February 20, 2007 (RFE/RL) -- The Assembly of Experts, an 86-member body of clerics that ostensibly elects Iran's supreme leader and supervises his work, today opened its fourth term since the 1979 Islamic Revolution.
Members of the assembly were elected to their eight-year terms on December 15. The assembly's authority in overseeing the supreme leader would appear to give it a decisive role in Iranian politics, but as with other institutions in the Islamic Republic, its power is more theoretical than actual.
Lots Of Religious Expertise
After today's opening and the reading of a message from Supreme Leader Ayatollah Ali Khamenei, Ayatollah Ali Meshkini was reelected chairman of the assembly, garnering 71 of 80 votes cast. Ali Akbar Hashemi-Rafsanjani and Ayatollah Mohammad Taqi Mesbah-Yazdi were then elected first and second deputy chairman, respectively.
In a system some might see as a modern "caesaropapism," Iran's supreme leader is to be a judge enjoying many and ideally every quality needed for him to exercise his political and religious supremacy.
This means that those who supervise him must be "experts" in both religion and politics, though past members of the Assembly of Experts have consisted principally of clerics rather than civilian technocrats.
The Guardians Council -- the body of jurists that must approve candidates for most elected offices in Iran -- has previously rejected a great many aspiring members of the assembly. That includes many incumbents of the last assembly because it was decided that they had an insufficient knowledge of Islamic jurisprudence.
The issue of membership has been a contentious one between reformers and conservatives: if the leader is to be held accountable to the people through the Assembly of Experts -- as reformers claim is intended by the constitution -- then the experts must include laymen and politicians in order to see if the leader is performing his secular duties adequately.

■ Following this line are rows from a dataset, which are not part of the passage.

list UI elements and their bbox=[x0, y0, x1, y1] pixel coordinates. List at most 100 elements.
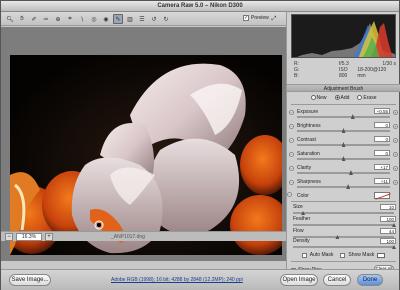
sharpness-track[interactable] bbox=[297, 186, 390, 188]
size-label: Size bbox=[293, 204, 303, 210]
auto-mask-label: Auto Mask bbox=[309, 252, 334, 258]
open-image-button[interactable]: Open Image bbox=[280, 274, 318, 286]
photo-still-life bbox=[10, 55, 282, 255]
preferences-icon[interactable]: ☰ bbox=[137, 14, 147, 24]
exposure-increase-button[interactable]: + bbox=[393, 110, 398, 115]
sharpness-label: Sharpness bbox=[297, 179, 321, 185]
color-row: − Color bbox=[287, 191, 398, 201]
size-track[interactable] bbox=[293, 212, 394, 214]
brightness-value[interactable]: 0 bbox=[374, 122, 390, 128]
adjustment-brush-icon[interactable]: ✎ bbox=[113, 14, 123, 24]
contrast-increase-button[interactable]: + bbox=[393, 138, 398, 143]
histogram bbox=[291, 14, 396, 58]
density-slider[interactable]: Density 100 bbox=[291, 238, 396, 250]
contrast-value[interactable]: 0 bbox=[374, 136, 390, 142]
zoom-out-button[interactable]: − bbox=[5, 233, 13, 241]
clarity-decrease-button[interactable]: − bbox=[289, 166, 294, 171]
mode-erase[interactable]: Erase bbox=[357, 95, 376, 101]
clarity-track[interactable] bbox=[297, 172, 390, 174]
rotate-left-icon[interactable]: ↺ bbox=[149, 14, 159, 24]
divider bbox=[291, 104, 396, 105]
mode-erase-label: Erase bbox=[363, 95, 377, 101]
zoom-level-field[interactable]: 16.3% bbox=[16, 233, 42, 241]
mode-new-radio[interactable] bbox=[310, 95, 316, 101]
brightness-decrease-button[interactable]: − bbox=[289, 124, 294, 129]
cancel-button[interactable]: Cancel bbox=[323, 274, 351, 286]
zoom-in-button[interactable]: + bbox=[45, 233, 53, 241]
bottom-bar: Save Image... Adobe RGB (1998); 16 bit; … bbox=[1, 269, 399, 290]
save-image-button[interactable]: Save Image... bbox=[9, 274, 51, 286]
image-canvas[interactable] bbox=[1, 27, 286, 261]
feather-track[interactable] bbox=[293, 224, 394, 226]
color-label: Color bbox=[297, 193, 309, 199]
mode-erase-radio[interactable] bbox=[357, 95, 363, 101]
white-balance-icon[interactable]: ✐ bbox=[29, 14, 39, 24]
histogram-graph bbox=[297, 21, 395, 57]
saturation-decrease-button[interactable]: − bbox=[289, 152, 294, 157]
flow-label: Flow bbox=[293, 228, 304, 234]
exposure-label: Exposure bbox=[297, 109, 319, 115]
pixel-readout: R: G: B: f/5.3 1/30 s ISO 800 18-200@120 m… bbox=[291, 59, 396, 83]
clarity-value[interactable]: +17 bbox=[374, 164, 390, 170]
brightness-increase-button[interactable]: + bbox=[393, 124, 398, 129]
clarity-increase-button[interactable]: + bbox=[393, 166, 398, 171]
brush-mode-group: New Add Erase bbox=[287, 94, 400, 102]
photo-preview[interactable] bbox=[10, 55, 282, 255]
red-eye-icon[interactable]: ◉ bbox=[101, 14, 111, 24]
contrast-decrease-button[interactable]: − bbox=[289, 138, 294, 143]
spot-removal-icon[interactable]: ◎ bbox=[89, 14, 99, 24]
exposure-slider[interactable]: − Exposure +0.55 + bbox=[289, 108, 398, 121]
size-value[interactable]: 10 bbox=[380, 204, 396, 210]
clarity-label: Clarity bbox=[297, 165, 312, 171]
mode-new[interactable]: New bbox=[310, 95, 327, 101]
mode-add-radio[interactable] bbox=[334, 95, 340, 101]
saturation-slider[interactable]: − Saturation 0 + bbox=[289, 150, 398, 163]
rgb-readout: R: G: B: bbox=[294, 61, 299, 79]
brightness-slider[interactable]: − Brightness 0 + bbox=[289, 122, 398, 135]
flow-value[interactable]: 44 bbox=[380, 228, 396, 234]
graduated-filter-icon[interactable]: ▥ bbox=[125, 14, 135, 24]
camera-info: f/5.3 1/30 s ISO 800 18-200@120 mm bbox=[339, 61, 396, 79]
color-swatch[interactable] bbox=[374, 192, 390, 199]
show-mask-checkbox[interactable] bbox=[340, 252, 346, 258]
sharpness-value[interactable]: +11 bbox=[374, 178, 390, 184]
zoom-icon[interactable]: 🔍︎ bbox=[5, 14, 15, 24]
mode-add[interactable]: Add bbox=[334, 95, 350, 101]
density-label: Density bbox=[293, 238, 310, 244]
saturation-label: Saturation bbox=[297, 151, 320, 157]
straighten-icon[interactable]: ∖ bbox=[77, 14, 87, 24]
target-adjust-icon[interactable]: ⊕ bbox=[53, 14, 63, 24]
sharpness-decrease-button[interactable]: − bbox=[289, 180, 294, 185]
sharpness-increase-button[interactable]: + bbox=[393, 180, 398, 185]
crop-icon[interactable]: ⌗ bbox=[65, 14, 75, 24]
mode-add-label: Add bbox=[340, 95, 350, 101]
clarity-slider[interactable]: − Clarity +17 + bbox=[289, 164, 398, 177]
size-slider[interactable]: Size 10 bbox=[291, 204, 396, 216]
done-button[interactable]: Done bbox=[357, 274, 383, 286]
rotate-right-icon[interactable]: ↻ bbox=[161, 14, 171, 24]
saturation-increase-button[interactable]: + bbox=[393, 152, 398, 157]
iso: ISO 800 bbox=[339, 67, 348, 79]
preview-checkbox[interactable]: ✓ bbox=[243, 15, 249, 21]
color-sampler-icon[interactable]: ✑ bbox=[41, 14, 51, 24]
feather-value[interactable]: 100 bbox=[380, 216, 396, 222]
contrast-slider[interactable]: − Contrast 0 + bbox=[289, 136, 398, 149]
saturation-value[interactable]: 0 bbox=[374, 150, 390, 156]
preview-toggle[interactable]: ✓ Preview bbox=[243, 15, 269, 21]
brightness-label: Brightness bbox=[297, 123, 321, 129]
exposure-decrease-button[interactable]: − bbox=[289, 110, 294, 115]
mask-color-swatch[interactable] bbox=[377, 252, 386, 258]
exposure-track[interactable] bbox=[297, 116, 390, 118]
density-track[interactable] bbox=[293, 246, 394, 248]
fullscreen-icon[interactable]: ⤢ bbox=[269, 14, 279, 24]
workflow-options-link[interactable]: Adobe RGB (1998); 16 bit; 4288 by 2848 (… bbox=[111, 277, 243, 283]
feather-slider[interactable]: Feather 100 bbox=[291, 216, 396, 228]
filename-label: _ANP1017.dng bbox=[111, 234, 145, 240]
exposure-value[interactable]: +0.55 bbox=[374, 108, 390, 114]
auto-mask-checkbox[interactable] bbox=[301, 252, 307, 258]
density-value[interactable]: 100 bbox=[380, 238, 396, 244]
b-label: B: bbox=[294, 73, 299, 79]
preview-label: Preview bbox=[251, 15, 269, 21]
hand-icon[interactable]: ✋︎ bbox=[17, 14, 27, 24]
color-decrease-button[interactable]: − bbox=[287, 192, 292, 197]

This partial exercise of the current assembly's formal duties was evident in remarks by a new assembly member from Lorestan in southwestern Iran. Mohammad Taqi Shahrokhi told ILNA on February 17 that members of the Assembly of Experts are not yet permitted to supervise the work of bodies working directly under the leader's authority, "though there are people inclined to supervise this sector." He was perhaps referring to bodies like state television and radio, or several immense financial and charitable foundations thought to answer to the supreme leader rather than parliament.
Supervising the leader might imply supervising the work of bodies under his authority, but that is not the interpretation current members have of the scope of their power and the supreme leader's authority. Shahrokhi said the body would have to vote for powers to supervise such agencies.
Last December's elections are thought to have consolidated the position of veteran clerics and establishment figures -- like Expediency Council Chairman Hashemi-Rafsanjani -- against a current of political radicalism associated with Ayatollah Mesbah-Yazdi, considered an ideological mentor of President Mahmud Ahmadinejad.
Choosing A Successor
With a little more than 1.5 million votes, Rafsanjani received the most votes in Tehran, followed by the body's ailing president, Ayatollah Meshkini, while Mesbah-Yazdi came in sixth, with a little more than half of Rafsanjani's votes.
This balance of power -- if it is real, because the assembly usually works in private -- may prove important in shaping coming decisions, especially over one issued on February 17.
Mokhtar Mohammad Ali Aminian, an assembly member from Gilan in northern Iran, told ILNA that day that "choosing a successor for the leader is an issue that may be discussed from this session onward." He said the assembly will consider the matter this way: if there are two candidates for the leadership, both learned in theology, which would be the better choice, the more pious candidate or the one with a better grasp of statesmanship?
The issue of succession to the leadership may be topical at a time of pressures on Iran over foreign policy and its controversial nuclear program. Also, perhaps after recent speculation -- though publicly dismissed -- about the poor state of Ayatollah Khamenei's health.
If the next supreme leader is elected -- or "found" as some members believe -- in this assembly, then it is very important who will be searching and selecting.
A provisional presiding board was also chosen today, with the two oldest members serving as president and vice president and the two youngest members as presidium secretaries. Members must then vote by secret balloting for a presidium, with winners elected by a relative majority, ISNA added.
The assembly is obliged to meet for two days, at least twice a year.